Talk by Dr Tobias Fischer (ICL): Gaze Estimation and Perspective-Taking Mechanisms in Humans and Robots

Everyone at Lincoln is invited to our next research seminar:

Date: 3 October 2019, Thursday
Time: 14:00
Place: JUN0004

Gaze Estimation and Perspective-Taking Mechanisms in Humans and Robots

When interacting with others, humans rapidly form models of others and adapt their actions accordingly. To form these models, humans exploit the ability to take on another person’s point of view, which is termed perspective-taking. In this talk, we argue that equipping robots with perspective-taking abilities allows for more natural human-robot interactions. We first implement a bio-inspired framework that is capable of solving perspective-taking tasks on the iCub humanoid robot.

One crucial component of this perspective-taking framework is estimating the human’s gaze. In human-robot interactions, the gaze is often approximated with the head pose, while ignoring the eye gaze. We introduce a novel, automated approach for ground truth eye gaze annotation, and capture a new gaze dataset using this approach. We also present a new gaze estimation method which outperforms the state-of-the-art not only on previous datasets that captured close distance scenarios, but also allows for eye gaze estimation in our new dataset with large camera-subject distances.

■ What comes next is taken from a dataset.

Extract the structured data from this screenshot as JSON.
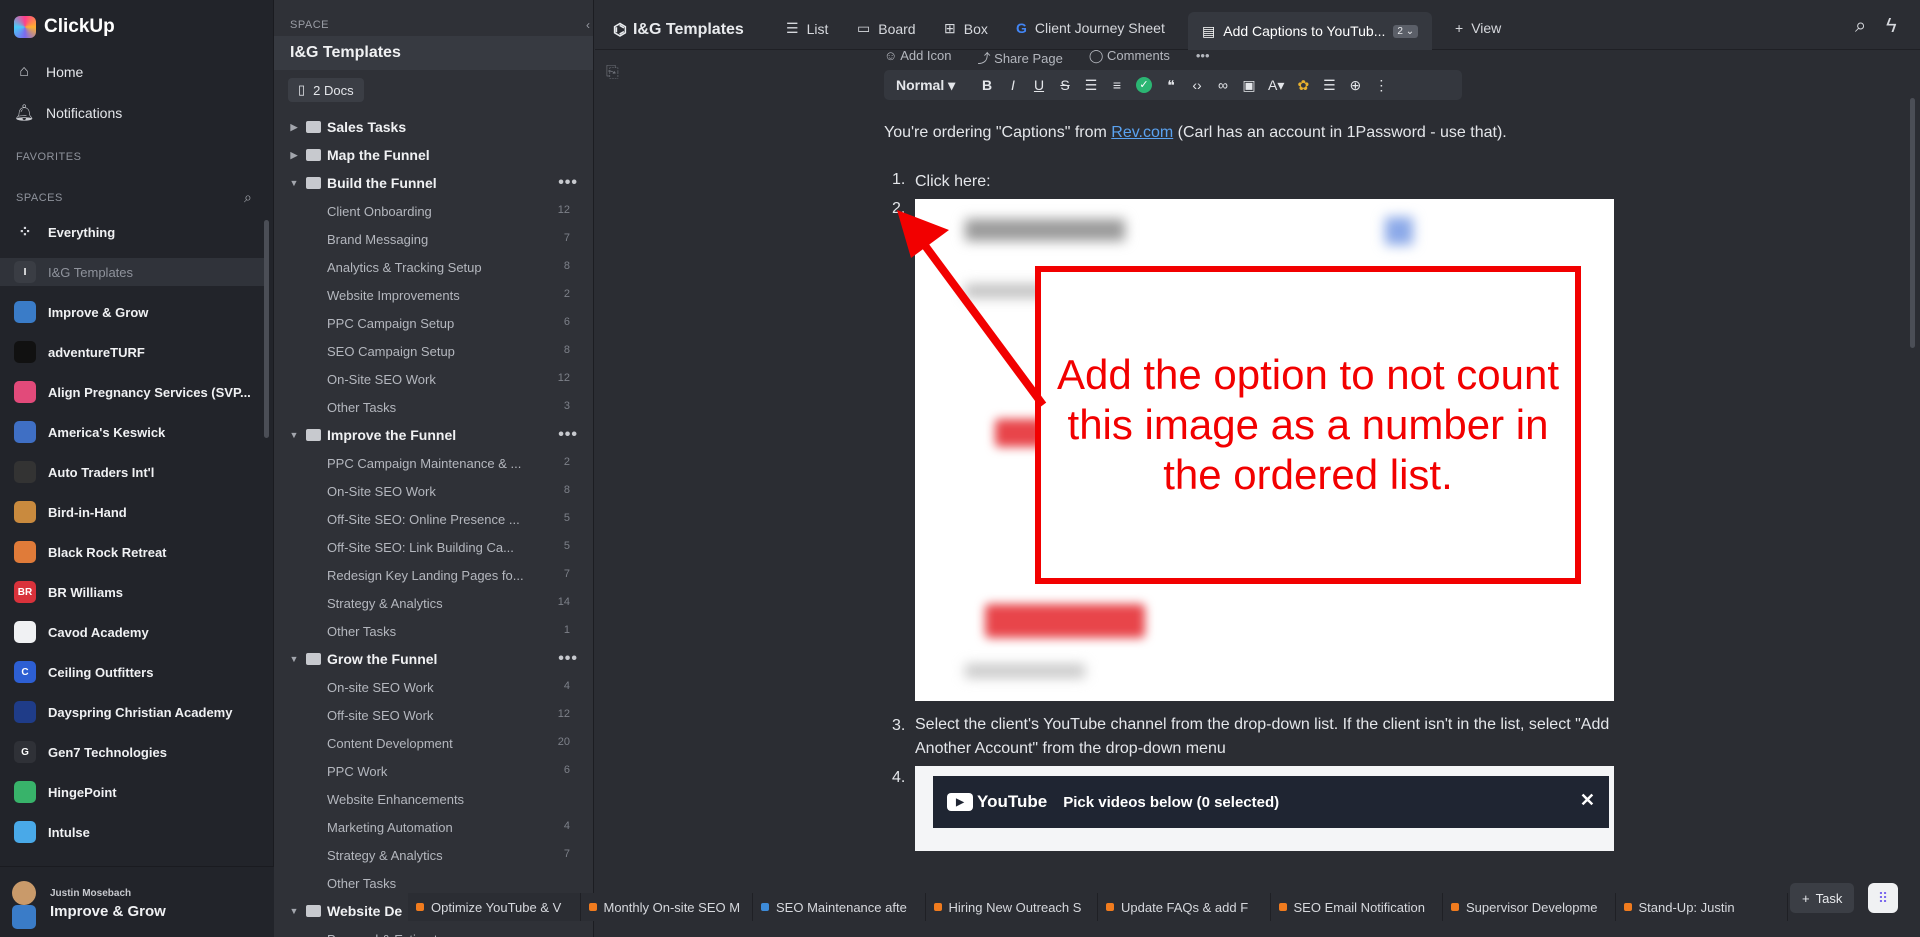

Finally, we argue that it is necessary to understand the underlying mechanisms of perspective-taking in humans. To achieve this goal, we develop a computational model that contains a set of forward-models as building blocks, and a selection process to reduce the model’s response times. The model is crucial in explaining human data in a variety of experiments and suggests that humans implement a similar attentional mechanism. Several testable predictions are put forward, including the prediction that forced early responses lead to a bias towards a person’s own perspective.

Relevant papers:
Fischer & Demiris, ICRA2016 (
Fischer, Chang & Demiris, ECCV2018 (
Fischer & Demiris, CVPR2018 workshops (

AlternateDr Tobias Fischer conducts interdisciplinary research at the intersection of computer vision, cognitive robotics and computational cognition. Tobias is currently a post-doctoral researcher in the Personal Robotics Lab at Imperial College London. His research goal is to provide robots with perceptional abilities that allow interactions with humans in a human-like manner. To develop these perceptional abilities, Tobias believes that it is useful to study the principles used by the human visual system. He uses these principles to develop new computer vision algorithms and validates their effectiveness in intelligent robotic systems.

Tobias received his PhD from Imperial College London with the thesis topic: “Perspective Taking in Robots: A Framework and Computational Model” in January 2019. The thesis has been awarded the Queen Mary UK Best Thesis in Robotics Award 2018. He received the M.Sc. degree in Artificial Intelligence from The University of Edinburgh, in August 2014, and a B.Sc. degree in Computer Engineering from Ilmenau University of Technology, Germany, in 2013. He wrote his Bachelor thesis in John Tsotsos’ Lab for Active and Attentive Vision, at the York University, Canada. From February 2012 until August 2014, he was scholarship holder at the prestigious German National Academic Foundation (Studienstiftung des Deutschen Volkes).